No Army preparing for an offensive in a month would even think they had a chance of success in such a dilapidated state.
I refer you to 56ajax's post:
Then again the Russian s thought they were the best army in the world, and to say otherwise would label you as counter revolutionary and lead to the firing squad. Furthermore, training breaks equipment, especially aircraft, which leads to you being classified as a saboteur and here comes the firing squad again. Best leave aircraft, tanks, guns etc in the shed.
Do not apply cold logic to how the Red Army operated, it required two years of bloodbath (mostly of their own making) before they were ready to accept rules of cold logic and allow for certain honesty in reports. Some people say Glantz's books are pro-Soviet, but even they are chock full of authentic reports from lower to upper echelons of command which were deliberately misleading in order to cover ****ups they made in order not to lose their post (or head), and completely unrealistic orders from upper to lower echelons of command, demanding impossible, without taking into account actual troop numbers, and readiness, formed on the basis of wishful thinking instead of actual recon. So it's not possible to say that USSR didn't plan to attack Nazi Germany because they were unready in objective terms. Yes, they were unready for offensive and defensive ops, but they lied to themselves that they are, so they could start the war if the only decisive person in their government would say the word. And they prepared for such eventuality, as all armies actually do. The only problem is we won't ever know with 100% accuracy what date (if any) Uncle Joe had in mind. There is certain evidence preparations were quite advanced, while some will counter these saying it was purely defensive mobilization.

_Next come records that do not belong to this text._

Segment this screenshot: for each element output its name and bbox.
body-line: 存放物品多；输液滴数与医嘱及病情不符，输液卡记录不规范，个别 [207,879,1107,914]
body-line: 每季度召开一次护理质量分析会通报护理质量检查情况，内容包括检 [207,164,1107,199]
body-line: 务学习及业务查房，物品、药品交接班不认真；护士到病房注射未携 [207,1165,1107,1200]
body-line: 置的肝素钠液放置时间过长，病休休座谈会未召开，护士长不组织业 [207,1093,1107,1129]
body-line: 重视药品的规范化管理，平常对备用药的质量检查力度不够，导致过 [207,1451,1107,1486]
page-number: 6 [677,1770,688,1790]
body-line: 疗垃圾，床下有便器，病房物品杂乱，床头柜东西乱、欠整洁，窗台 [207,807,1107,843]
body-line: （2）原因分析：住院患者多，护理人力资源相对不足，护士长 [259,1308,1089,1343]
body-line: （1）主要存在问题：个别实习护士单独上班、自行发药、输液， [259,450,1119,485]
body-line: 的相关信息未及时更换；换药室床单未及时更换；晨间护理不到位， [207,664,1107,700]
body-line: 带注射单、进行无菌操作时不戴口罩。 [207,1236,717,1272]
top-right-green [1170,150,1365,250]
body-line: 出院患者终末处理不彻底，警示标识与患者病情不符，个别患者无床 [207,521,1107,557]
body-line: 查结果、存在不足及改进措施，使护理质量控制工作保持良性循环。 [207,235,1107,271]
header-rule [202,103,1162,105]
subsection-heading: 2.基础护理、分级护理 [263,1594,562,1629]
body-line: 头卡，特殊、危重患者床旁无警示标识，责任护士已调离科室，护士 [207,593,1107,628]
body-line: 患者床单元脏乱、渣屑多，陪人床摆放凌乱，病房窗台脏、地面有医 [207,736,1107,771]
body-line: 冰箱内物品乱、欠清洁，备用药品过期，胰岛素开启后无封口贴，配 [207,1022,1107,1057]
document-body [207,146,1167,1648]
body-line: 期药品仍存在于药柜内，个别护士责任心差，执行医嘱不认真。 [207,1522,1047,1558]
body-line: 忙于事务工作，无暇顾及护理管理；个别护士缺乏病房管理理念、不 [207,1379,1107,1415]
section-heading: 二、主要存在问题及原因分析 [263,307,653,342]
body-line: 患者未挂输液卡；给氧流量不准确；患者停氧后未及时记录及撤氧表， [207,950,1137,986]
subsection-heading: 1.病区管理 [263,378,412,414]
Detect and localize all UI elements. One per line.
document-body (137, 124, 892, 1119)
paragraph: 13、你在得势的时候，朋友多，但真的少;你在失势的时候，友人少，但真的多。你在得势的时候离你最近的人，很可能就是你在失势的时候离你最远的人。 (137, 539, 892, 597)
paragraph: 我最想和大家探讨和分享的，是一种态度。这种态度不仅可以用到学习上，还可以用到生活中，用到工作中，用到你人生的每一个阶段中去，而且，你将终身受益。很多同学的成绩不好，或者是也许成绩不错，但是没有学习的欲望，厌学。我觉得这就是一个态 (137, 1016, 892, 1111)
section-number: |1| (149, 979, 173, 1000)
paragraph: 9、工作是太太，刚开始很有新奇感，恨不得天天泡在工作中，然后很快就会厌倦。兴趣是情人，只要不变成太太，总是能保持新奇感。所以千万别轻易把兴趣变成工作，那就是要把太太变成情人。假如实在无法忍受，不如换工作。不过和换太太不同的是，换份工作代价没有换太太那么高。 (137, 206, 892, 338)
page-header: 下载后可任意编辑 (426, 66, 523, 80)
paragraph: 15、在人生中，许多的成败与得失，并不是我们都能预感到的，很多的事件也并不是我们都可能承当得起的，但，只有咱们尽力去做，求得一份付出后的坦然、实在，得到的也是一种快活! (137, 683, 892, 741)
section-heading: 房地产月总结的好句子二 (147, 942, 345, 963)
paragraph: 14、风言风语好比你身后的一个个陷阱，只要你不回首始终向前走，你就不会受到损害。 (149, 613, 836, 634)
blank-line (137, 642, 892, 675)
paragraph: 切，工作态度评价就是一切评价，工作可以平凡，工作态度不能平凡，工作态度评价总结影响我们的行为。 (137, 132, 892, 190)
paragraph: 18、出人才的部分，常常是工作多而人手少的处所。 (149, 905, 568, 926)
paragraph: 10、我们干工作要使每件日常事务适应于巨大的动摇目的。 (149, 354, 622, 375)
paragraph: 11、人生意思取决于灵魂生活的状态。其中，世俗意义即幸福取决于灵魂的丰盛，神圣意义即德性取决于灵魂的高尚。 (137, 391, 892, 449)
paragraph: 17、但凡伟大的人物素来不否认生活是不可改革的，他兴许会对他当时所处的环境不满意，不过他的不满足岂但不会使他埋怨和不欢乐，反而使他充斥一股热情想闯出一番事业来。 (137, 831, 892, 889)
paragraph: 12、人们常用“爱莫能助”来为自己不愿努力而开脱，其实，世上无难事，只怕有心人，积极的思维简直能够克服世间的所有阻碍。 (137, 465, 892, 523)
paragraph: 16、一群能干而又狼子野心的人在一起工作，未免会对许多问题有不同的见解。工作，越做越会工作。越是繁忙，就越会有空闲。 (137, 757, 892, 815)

But a what-if scenario of Soviet attack in July 1941 is actually more sound than some other possible what-if scenarios.
I agree to some extent that we cant apply cold logic only (and the huge adventage of knowing what happened with the soviet army in 1941) to this situation, but unless Stalin was an utter idiot (something he wasnt) I dont see how he had on mind 15 th july of 1941 as invasion date (I acknowledge later dates, in 1942 or 1943 could be possible).
First, Stalin was in the middle of an organizational change. He acknowledge that tanks and mechanization were key in modern warfare. That is why he ordered the mech corps be rebuild after being aware of what had happened in France. But those mech corps were mostly being formed in mid 1941. Why would Stalin attack when his main units were still "in the works"?
Second, even if Stalin lied to himself (or others lied to him) about the sorry state of soviet forces, the winter war should have give him something to consider that his forces werent as good as he might have thought.
Thrid, Stalin was always cautious on his dealings with foreing affairs. By cautious I mean that he didnt act until he was sure the pieces were in place. He didnt start expanding in the east until he struck a deal with Germany. I dont see why would Stalin attack Germany in 1941, a Germany who had no enemies left on the continent, without first securing help from the UK (besides being already at war with Germany) or the USA.
Fourth, Stalin might think his armies were superb and could roll on everything, but having lead troops himself, I am sure he was aware that units needed some time to make plans and train before attacking. The winter war surely taught him that if he didnt know it. However, no soviet general was aware of offensive ops for july 1941?